Visiting the Lighthouses of Door County
The door resembles a bulkhead and I duck and ease myself out. The sudden force of the wind compels me to tuck my baseball cap into my jacket pocket. Over the rail I look down at the little people in the yard looking up. Beyond them the white-tipped waves march in, row by row to shore, and I can see for miles up and down the coastline. The sun has broken through again and the cumulus clouds seem to mimic the lake with their own relentless current. The crisp air, the scent of cedars, pines and lakewater, and the bright white of tower, wave and cloud in the afternoon sun amount to a marvelously vivid sensory experience.
Standing at the top of Cana Island Lighthouse is like being at the helm of an amazing ship. Titanic be damned; this is a true king-of-the-world feeling as wind and water whirl around you. And until recently, this experience was only possible one weekend out of the year.
Lighthouses, intended to help ships avoid disaster, have the unintended role of tourist attraction. We romanticize them, photograph them, and what else? Climb them.
The jagged shores of Door County, the peninsular thumb of Wisconsin’s mitten, were once – and still can be – a sailor’s nightmare. The name itself comes from Porte des Morts or Death’s Door, for the passage between the mainland and Washington Island just off the northernmost point. The abundance of shoals and the fickle moods of Lake Michigan demanded a good system of warning lights.
In all there are ten lighthouses in Door County. While most can only be seen from the outside—by car or by boat—three can be toured seasonally: Eagle Bluff Lighthouse, Pottawatomie Lighthouse, and Cana Island.
Cana Island is home to the quintessential lighthouse: the 90-foot-tall tower painted a gleaming white, a red-roofed keeper’s home attached at the base, and the surrounding restless waters alternatively lapping or pounding at the rocky shore just outside the stone wall of the yard.

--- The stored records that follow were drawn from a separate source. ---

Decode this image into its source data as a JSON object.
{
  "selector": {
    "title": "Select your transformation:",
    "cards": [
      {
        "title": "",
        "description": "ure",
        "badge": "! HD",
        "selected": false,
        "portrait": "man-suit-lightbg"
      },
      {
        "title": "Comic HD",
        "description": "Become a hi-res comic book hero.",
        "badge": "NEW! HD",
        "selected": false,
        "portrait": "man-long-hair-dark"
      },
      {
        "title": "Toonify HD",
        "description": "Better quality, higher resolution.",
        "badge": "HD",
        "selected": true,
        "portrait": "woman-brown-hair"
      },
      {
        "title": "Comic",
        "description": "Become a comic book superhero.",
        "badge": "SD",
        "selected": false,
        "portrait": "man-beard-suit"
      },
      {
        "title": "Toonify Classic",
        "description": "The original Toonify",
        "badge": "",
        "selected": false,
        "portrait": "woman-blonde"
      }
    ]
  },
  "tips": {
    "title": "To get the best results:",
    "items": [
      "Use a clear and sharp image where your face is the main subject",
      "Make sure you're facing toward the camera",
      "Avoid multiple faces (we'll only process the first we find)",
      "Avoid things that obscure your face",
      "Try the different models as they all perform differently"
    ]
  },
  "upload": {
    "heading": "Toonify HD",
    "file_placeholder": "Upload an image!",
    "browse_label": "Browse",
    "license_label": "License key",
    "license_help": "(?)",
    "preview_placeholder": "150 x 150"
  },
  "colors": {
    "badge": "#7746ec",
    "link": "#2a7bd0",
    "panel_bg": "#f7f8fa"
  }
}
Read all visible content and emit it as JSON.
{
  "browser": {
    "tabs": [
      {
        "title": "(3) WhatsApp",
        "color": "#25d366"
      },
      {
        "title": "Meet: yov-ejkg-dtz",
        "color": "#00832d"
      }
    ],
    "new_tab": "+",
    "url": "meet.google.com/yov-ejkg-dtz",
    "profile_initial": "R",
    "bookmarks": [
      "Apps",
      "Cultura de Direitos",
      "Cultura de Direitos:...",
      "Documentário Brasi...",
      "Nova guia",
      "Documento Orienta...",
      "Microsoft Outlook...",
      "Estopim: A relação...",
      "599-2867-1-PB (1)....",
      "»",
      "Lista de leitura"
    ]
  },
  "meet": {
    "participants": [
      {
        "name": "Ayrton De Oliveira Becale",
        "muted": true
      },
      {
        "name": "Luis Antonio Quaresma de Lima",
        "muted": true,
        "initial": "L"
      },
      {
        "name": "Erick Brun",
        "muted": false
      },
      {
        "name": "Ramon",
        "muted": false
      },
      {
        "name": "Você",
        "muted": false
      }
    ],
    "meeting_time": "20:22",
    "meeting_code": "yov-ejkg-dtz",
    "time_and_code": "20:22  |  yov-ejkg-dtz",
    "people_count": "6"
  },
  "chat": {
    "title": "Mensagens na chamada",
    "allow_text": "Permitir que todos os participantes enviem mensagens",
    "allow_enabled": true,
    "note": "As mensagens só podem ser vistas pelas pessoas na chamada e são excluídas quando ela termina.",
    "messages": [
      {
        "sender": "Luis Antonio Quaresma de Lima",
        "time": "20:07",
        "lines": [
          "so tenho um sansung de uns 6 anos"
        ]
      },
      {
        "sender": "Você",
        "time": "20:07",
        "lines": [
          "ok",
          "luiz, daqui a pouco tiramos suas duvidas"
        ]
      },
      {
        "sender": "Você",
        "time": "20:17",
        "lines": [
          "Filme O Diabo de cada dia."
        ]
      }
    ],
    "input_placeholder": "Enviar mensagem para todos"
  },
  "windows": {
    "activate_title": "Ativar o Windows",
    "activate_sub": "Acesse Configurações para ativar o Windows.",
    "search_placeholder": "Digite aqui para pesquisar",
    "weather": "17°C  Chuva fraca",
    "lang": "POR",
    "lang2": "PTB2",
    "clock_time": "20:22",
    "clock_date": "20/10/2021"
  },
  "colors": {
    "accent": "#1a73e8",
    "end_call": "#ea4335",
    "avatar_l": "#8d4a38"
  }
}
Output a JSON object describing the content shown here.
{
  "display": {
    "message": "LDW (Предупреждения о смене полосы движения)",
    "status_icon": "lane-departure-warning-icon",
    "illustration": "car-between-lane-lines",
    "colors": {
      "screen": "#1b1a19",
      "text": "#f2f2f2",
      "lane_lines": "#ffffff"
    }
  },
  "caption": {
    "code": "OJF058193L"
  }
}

The 8.7-acre island rests between Moonlight Bay and North Bay just north of Baileys Harbor, but thanks to low lake levels, “island” seems a misnomer; barring a big storm there is no threat of getting one’s feet wet on the short trek across the causeway, a narrow spit of loose rock and sand.
Mike Chisolm gives tours at the lighthouse. “Welcome back to 1869,” he says as he shows me the former keepers’ living quarters. The pantry and kitchen are shown as they once were, while the living room and parlor have become the welcome center and gift shop. The exhibits chronicle the structure’s history and the stories of the keepers. The keeper’s office houses photos and audio exhibits while the second floor offers more photography and a couple of short videos.

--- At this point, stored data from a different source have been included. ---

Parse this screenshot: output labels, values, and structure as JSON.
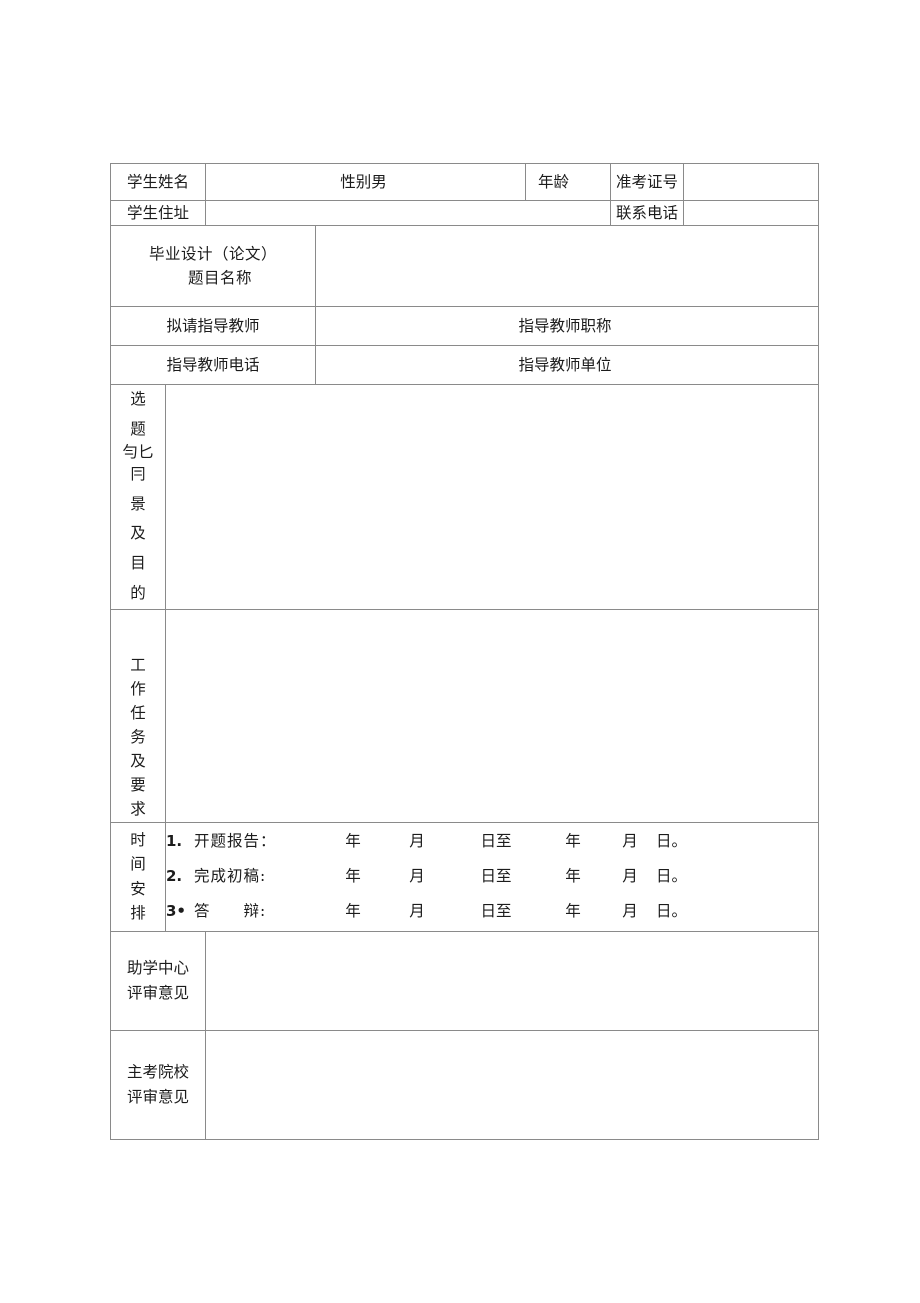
{
  "document": {
    "type": "form",
    "language": "zh-CN"
  },
  "form": {
    "row_student_name": {
      "label": "学生姓名",
      "gender_label": "性别男",
      "age_label": "年龄",
      "exam_no_label": "准考证号",
      "exam_no_value": ""
    },
    "row_student_address": {
      "label": "学生住址",
      "address_value": "",
      "phone_label": "联系电话",
      "phone_value": ""
    },
    "row_thesis_title": {
      "label_line1": "毕业设计（论文）",
      "label_line2": "题目名称",
      "value": ""
    },
    "row_advisor": {
      "label": "拟请指导教师",
      "title_label": "指导教师职称"
    },
    "row_advisor_contact": {
      "label": "指导教师电话",
      "unit_label": "指导教师单位"
    },
    "section_background": {
      "label_chars": [
        "选",
        "题",
        "勻匕",
        "冃",
        "景",
        "及",
        "目",
        "的"
      ],
      "label_plain": "选题背景及目的",
      "value": ""
    },
    "section_task": {
      "label_line1": "工 作",
      "label_line2": "任 务",
      "label_line3": "及 要",
      "label_line4": "求",
      "label_plain": "工作任务及要求",
      "value": ""
    },
    "section_schedule": {
      "label_line1": "时 间",
      "label_line2": "安 排",
      "label_plain": "时间安排",
      "items": [
        {
          "index": "1.",
          "name": "开题报告：",
          "year1": "年",
          "month1": "月",
          "day1": "日至",
          "year2": "年",
          "month2": "月",
          "day2": "日。"
        },
        {
          "index": "2.",
          "name": "完成初稿:",
          "year1": "年",
          "month1": "月",
          "day1": "日至",
          "year2": "年",
          "month2": "月",
          "day2": "日。"
        },
        {
          "index": "3•",
          "name": "答　　辩:",
          "year1": "年",
          "month1": "月",
          "day1": "日至",
          "year2": "年",
          "month2": "月",
          "day2": "日。"
        }
      ]
    },
    "section_center_review": {
      "label_line1": "助学中心",
      "label_line2": "评审意见",
      "value": ""
    },
    "section_school_review": {
      "label_line1": "主考院校",
      "label_line2": "评审意见",
      "value": ""
    }
  },
  "colors": {
    "border": "#8a8a8a",
    "text": "#1c1c1c",
    "background": "#ffffff"
  }
}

Chisolm uses a hands-on prism exhibit to demonstrate how a lighthouse works. Remarkably, the bulb itself is the size of my little finger, but a Fresnel lens uses prisms to refract the light in one direction making it visible 15 to 18 miles away. Cana Island’s is a third order lens, on a scale of six. (The first order is the largest)
While the light was once powered by kerosene, the keepers used wood stoves for heat and cooking. “We’ve since been modernized, so now there’s no heat whatsoever out here,” says Chisolm. Cana Island has been automated since 1944 and operated by the U.S. Coast Guard.
Just south of Cana, closer to Baileys Harbor are the Range Lights. When lined up from offshore, these two towers help navigators take bearings. Though there are no tours inside the structures the setting is The Ridges Sanctuary, a boreal forest preserve with unusual land formations like ripples in the earth that show the evolution of the shoreline over thousands of years.
On the other side of the peninsula between Fish Creek and Ephraim is Peninsula State Park and the Eagle Bluff lighthouse which guided traffic through the shipping channel between the mainland and some shoals not far offshore. Built in 1868, Eagle Bluff’s 43-foot-tall light and its attached house were home to keepers and their families until the light became automated in 1926. Now travelers can join guided tours of the two-story house. A similarly designed tower on Chambers Island stands sentinel over a more westerly passage straight out from the viewpoint here, but it is only reachable by boat.
For the serious lighthouse enthusiast there is Pottawatomie. Originally completed in 1837, this was the first Wisconsin lighthouse on Lake Michigan. A second construction replaced it in 1858, but in 1988 it too was dismantled. Friends of Rock Island, however, wouldn’t stand for it and the rebuilt lighthouse there today is the fruit of their efforts. Volunteers take weeklong turns staying there as guides.
Just getting to the lighthouse will take you a full day, with two ferry crossings and a mile-long hike on the small car- and bike-free island. The visit may also require you to camp overnight at the state park. But to see this remarkably remote place where one former keeper actually lived alone for 15 years is well worth the effort.